Here are a few things to keep an eye out for, the next time you watch:

(The episode is available on iTunes and Amazon.)

The original title of the story was "Siren," but it was changed to echo the title of the Pirates of the Caribbean movie "Curse of the Black Pearl." The idea of a black spot on the palm that is a harbinger of death is a familiar pirate curse from Robert Louis Stevenson's classic novel Treasure Island.

The real Henry Avery was no soft-hearted seaman. A slave-trader turned pirate, he operated in the Atlantic and Indian oceans in the mid-1690s, and was so notorious that he gained the nicknames "The Arch Pirate" and "The King of Pirates" despite a mere two year career of buccaneering. His ship, the fancy, was part of a squadron of pirates who attacked a treasure convoy in the Indian sea, eventually securing a booty worth £600,000 (around $700million in today's money), making him the richest pirate in the world. A cruel man who led a crew with a reputation for torture and sexual assault, Avery disappeared with his loot in 1696, never to be heard from again.

This isn't the first Doctor Who story to namecheck Henry Avery. His name also came up in the First Doctor adventure "The Smugglers," set after his death. That story deals with a search for Avery's treasure, and where he is mentioned, it is his fearsome reputation that casts the longest shadow, with the Doctor and his companions being told by a Churchwarden that, "His spirit rides... in the dark souls of those who follow in his wake."

Steve Thompson was unaware that Henry Avery had ever been namechecked in Doctor Who before. He found Avery's name by looking through a book about pirates that belonged to his son, and liking the idea of Avery's sudden disappearance.

There are a few items of British slang in the script that are worthy of a mention. Avery calls Amy a "doxy" when sending her down to the galley to cook for the crew. In this context the term—never a compliment—means a woman of easy virtue or prostitute, although it was also used to refer to a mistress. Its origin is obscure, but may come from the old Dutch docke, meaning doll.

Toby Avery threatens a crew member with a cutlass, yelling "one more step and I’ll use this, you blackguard." That last term is a well celebrated item of 17th century slang (also spelled "blaggard"), thought to derive from the lower orders of servants in a fine house. The scullions and lower menials would wear black livery, black shoes and stockings or had hands stained with soot from cleaning fireplaces and chimneys. So a blackguard is on the lowest rung of the household, and to call someone a blackguard (based more on their contemptible behavior than economic status) is to cast them down among the ash-rakers.

https://www.youtube.com/watch?v=IvEdtn179Ro

The Doctor says, delightedly, "We've managed to bagsy a ship where there's a demon popping in!," using the term bagsy, a mispronunciation of the idiom "bags I..." which secures the speaker something they want, whether it's to go first, to take the front seat in a car or to opt out of an unpleasant task. To bagsy something has the same meaning the same as call dibs.

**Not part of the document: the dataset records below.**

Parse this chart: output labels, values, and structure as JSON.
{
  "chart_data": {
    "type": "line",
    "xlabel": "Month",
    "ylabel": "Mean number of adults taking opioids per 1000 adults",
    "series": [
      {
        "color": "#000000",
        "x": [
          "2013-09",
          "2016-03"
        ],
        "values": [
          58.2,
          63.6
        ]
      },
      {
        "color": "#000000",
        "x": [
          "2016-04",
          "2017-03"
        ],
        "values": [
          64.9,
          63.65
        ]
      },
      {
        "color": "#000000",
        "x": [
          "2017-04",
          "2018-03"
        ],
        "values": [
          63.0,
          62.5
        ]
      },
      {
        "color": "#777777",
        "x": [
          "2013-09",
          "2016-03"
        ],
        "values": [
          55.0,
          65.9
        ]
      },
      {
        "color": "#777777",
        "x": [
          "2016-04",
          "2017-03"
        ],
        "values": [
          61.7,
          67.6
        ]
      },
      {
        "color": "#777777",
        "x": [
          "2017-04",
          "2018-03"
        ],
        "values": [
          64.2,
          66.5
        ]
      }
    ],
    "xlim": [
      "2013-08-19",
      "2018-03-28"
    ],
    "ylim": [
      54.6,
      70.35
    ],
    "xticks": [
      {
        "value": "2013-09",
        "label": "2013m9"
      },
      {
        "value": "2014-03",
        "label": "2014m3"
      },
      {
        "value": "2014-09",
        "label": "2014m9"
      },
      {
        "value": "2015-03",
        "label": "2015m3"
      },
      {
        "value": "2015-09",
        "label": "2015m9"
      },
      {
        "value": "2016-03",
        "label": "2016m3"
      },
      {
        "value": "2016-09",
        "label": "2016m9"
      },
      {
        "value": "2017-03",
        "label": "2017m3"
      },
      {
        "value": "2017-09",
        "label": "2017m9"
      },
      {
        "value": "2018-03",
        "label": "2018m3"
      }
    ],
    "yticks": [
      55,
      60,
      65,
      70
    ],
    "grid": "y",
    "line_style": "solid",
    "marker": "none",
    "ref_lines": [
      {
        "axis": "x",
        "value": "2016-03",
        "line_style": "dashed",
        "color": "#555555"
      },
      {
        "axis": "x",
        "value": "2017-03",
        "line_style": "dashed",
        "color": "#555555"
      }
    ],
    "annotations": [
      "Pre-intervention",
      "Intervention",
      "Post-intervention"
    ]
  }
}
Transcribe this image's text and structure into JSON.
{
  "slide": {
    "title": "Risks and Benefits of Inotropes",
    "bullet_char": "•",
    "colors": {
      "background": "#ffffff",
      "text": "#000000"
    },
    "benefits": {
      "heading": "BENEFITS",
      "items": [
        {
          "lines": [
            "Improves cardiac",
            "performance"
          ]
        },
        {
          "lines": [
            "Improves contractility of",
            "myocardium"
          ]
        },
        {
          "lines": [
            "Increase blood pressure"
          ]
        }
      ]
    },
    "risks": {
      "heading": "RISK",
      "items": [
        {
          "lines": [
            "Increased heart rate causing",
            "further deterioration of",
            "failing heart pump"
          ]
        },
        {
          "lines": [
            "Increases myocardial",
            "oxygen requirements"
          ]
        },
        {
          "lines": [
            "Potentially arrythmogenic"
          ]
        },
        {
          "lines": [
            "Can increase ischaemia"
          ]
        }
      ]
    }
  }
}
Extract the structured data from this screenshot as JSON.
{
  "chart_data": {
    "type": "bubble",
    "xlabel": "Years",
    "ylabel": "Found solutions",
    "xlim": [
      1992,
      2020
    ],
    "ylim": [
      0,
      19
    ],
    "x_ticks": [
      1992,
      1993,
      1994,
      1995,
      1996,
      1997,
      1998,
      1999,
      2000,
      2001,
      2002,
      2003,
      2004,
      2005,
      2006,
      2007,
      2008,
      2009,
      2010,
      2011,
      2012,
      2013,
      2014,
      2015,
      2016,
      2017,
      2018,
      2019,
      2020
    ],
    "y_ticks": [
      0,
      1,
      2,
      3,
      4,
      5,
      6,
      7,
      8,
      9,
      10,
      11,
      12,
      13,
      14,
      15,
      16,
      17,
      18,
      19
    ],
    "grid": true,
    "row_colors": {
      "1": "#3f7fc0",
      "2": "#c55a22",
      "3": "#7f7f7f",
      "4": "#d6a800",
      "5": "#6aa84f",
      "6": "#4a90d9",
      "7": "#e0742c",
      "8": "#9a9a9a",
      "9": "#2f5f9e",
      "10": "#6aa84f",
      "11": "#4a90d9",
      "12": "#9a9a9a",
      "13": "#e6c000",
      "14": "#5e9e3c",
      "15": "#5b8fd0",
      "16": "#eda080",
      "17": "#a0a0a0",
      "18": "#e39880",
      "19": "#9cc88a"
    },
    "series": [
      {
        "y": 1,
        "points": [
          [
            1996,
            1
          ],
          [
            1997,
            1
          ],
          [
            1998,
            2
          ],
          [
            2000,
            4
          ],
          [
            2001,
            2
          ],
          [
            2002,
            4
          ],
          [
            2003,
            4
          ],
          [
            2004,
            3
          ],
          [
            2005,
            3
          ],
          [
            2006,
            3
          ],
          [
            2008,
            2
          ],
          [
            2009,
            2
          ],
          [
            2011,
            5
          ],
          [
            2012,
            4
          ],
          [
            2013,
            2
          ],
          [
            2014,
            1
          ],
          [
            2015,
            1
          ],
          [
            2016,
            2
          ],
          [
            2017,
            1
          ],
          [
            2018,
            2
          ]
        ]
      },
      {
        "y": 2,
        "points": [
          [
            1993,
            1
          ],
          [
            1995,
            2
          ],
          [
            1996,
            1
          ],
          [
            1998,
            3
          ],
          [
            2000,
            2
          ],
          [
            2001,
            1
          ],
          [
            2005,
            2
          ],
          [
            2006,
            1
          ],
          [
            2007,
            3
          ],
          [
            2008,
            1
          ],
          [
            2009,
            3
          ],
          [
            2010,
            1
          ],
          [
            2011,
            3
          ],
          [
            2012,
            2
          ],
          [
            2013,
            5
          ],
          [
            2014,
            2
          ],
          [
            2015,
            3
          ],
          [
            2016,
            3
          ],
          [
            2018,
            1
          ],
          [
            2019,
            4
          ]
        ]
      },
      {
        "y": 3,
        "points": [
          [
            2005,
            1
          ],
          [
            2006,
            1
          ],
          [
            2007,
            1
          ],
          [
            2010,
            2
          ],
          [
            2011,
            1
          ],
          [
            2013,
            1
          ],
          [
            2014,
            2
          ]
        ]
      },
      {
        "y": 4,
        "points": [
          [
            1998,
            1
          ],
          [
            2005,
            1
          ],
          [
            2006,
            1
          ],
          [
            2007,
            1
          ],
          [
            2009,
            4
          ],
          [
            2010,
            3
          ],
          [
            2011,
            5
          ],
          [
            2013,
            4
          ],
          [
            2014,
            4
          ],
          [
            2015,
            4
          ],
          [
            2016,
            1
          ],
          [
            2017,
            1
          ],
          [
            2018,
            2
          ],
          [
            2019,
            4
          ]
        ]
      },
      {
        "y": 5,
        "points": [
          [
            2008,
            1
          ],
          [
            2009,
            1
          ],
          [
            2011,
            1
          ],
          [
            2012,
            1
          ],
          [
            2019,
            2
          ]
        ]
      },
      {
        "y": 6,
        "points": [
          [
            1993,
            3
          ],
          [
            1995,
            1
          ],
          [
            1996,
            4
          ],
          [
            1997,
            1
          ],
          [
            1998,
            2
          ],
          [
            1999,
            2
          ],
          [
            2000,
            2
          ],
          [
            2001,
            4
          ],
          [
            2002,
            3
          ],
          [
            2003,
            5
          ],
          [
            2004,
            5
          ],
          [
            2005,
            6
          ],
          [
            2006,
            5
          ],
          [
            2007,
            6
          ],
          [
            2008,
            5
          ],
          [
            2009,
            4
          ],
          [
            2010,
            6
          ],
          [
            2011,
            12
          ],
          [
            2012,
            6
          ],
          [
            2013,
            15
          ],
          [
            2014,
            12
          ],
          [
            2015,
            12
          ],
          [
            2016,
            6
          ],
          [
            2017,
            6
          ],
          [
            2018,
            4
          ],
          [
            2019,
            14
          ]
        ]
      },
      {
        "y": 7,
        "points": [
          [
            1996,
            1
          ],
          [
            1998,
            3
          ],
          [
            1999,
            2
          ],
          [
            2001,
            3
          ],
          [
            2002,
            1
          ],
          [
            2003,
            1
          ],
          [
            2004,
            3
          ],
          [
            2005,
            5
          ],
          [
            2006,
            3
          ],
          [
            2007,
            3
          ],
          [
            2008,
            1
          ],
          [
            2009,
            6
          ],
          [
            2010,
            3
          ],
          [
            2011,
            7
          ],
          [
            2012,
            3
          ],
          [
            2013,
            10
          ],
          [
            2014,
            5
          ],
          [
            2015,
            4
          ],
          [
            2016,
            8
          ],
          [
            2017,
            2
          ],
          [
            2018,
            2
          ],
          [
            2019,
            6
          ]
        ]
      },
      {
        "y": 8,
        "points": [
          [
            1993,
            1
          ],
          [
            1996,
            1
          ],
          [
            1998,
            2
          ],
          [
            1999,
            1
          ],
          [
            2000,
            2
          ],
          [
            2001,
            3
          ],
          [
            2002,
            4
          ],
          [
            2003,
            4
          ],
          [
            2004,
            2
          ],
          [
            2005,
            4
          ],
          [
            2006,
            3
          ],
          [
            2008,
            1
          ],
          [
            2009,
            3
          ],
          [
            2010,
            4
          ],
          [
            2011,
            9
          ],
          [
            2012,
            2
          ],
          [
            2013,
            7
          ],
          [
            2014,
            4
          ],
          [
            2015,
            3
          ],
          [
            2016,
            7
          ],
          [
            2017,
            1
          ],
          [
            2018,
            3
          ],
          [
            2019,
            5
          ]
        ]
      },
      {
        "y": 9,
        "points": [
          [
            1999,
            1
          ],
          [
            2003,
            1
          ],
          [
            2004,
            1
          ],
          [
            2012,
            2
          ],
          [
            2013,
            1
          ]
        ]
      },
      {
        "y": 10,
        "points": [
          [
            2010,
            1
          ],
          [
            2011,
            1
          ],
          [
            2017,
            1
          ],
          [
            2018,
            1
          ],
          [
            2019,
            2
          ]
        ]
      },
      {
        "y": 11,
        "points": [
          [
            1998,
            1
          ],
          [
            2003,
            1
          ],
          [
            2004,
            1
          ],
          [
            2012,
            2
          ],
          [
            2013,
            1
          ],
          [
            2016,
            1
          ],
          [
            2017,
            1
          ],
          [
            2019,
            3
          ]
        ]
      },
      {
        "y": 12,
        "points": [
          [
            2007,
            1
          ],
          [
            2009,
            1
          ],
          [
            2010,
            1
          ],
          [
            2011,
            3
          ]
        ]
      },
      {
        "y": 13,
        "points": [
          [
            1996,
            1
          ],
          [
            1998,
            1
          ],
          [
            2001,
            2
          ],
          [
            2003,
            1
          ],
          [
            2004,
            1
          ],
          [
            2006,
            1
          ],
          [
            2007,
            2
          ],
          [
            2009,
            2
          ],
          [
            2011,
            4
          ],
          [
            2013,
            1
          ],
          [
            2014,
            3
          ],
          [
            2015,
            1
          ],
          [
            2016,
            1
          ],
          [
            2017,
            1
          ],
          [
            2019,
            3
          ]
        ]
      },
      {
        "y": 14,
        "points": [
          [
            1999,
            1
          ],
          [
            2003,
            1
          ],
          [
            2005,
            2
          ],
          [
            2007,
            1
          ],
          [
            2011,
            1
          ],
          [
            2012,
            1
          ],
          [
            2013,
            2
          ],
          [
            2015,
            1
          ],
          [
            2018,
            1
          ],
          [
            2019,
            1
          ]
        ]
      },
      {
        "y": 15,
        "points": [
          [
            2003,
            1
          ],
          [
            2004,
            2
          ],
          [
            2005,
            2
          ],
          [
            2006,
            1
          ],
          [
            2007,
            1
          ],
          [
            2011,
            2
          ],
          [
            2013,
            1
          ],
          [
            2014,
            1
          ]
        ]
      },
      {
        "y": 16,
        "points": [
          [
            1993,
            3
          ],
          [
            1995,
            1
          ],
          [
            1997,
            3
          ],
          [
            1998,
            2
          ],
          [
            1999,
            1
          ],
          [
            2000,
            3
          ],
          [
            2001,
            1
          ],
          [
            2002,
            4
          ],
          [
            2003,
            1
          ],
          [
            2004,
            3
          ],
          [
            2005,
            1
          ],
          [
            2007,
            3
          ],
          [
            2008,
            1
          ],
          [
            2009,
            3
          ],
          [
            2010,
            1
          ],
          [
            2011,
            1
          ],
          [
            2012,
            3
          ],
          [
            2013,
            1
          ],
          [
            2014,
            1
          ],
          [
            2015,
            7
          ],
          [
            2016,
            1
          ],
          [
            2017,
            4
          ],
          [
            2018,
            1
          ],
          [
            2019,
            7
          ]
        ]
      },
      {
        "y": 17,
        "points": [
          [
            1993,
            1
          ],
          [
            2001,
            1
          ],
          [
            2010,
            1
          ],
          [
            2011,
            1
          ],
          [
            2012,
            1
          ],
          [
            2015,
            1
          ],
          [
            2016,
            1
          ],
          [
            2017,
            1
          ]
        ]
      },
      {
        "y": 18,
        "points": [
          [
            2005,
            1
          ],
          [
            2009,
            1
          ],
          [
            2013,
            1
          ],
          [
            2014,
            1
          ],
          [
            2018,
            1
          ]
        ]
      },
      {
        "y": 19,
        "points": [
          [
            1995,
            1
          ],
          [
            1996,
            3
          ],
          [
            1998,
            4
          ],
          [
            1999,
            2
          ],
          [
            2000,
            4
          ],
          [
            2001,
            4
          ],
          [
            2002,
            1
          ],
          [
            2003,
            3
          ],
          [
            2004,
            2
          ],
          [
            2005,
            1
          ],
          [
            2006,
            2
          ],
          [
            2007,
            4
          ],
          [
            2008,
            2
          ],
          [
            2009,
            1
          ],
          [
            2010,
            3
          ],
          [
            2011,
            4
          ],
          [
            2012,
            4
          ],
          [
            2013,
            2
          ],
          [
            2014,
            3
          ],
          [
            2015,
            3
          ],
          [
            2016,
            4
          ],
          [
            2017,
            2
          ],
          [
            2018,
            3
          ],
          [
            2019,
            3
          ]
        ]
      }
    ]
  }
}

The Doctor remarks to Rory that there are worse ways to die "than having your face snogged off by a dodgy mermaid," using the 20th century British slang verb snog, meaning to kiss passionately.

This isn't Bonneville's first visit to the Whoniverse. He previously appeared in the Seventh Doctor audio drama "The Angel of Scutari," playing Sir Sidney Herbert and Tzar Nicholas I of Russia.

Having built a sickbay in which beds were suspended from the ceiling using strings, the production crew had to ask all the cast members not to move, in case they began to swing and sway in the background. In the end, the beds were so reactive that everyone in shot had to be asked to breathe lightly.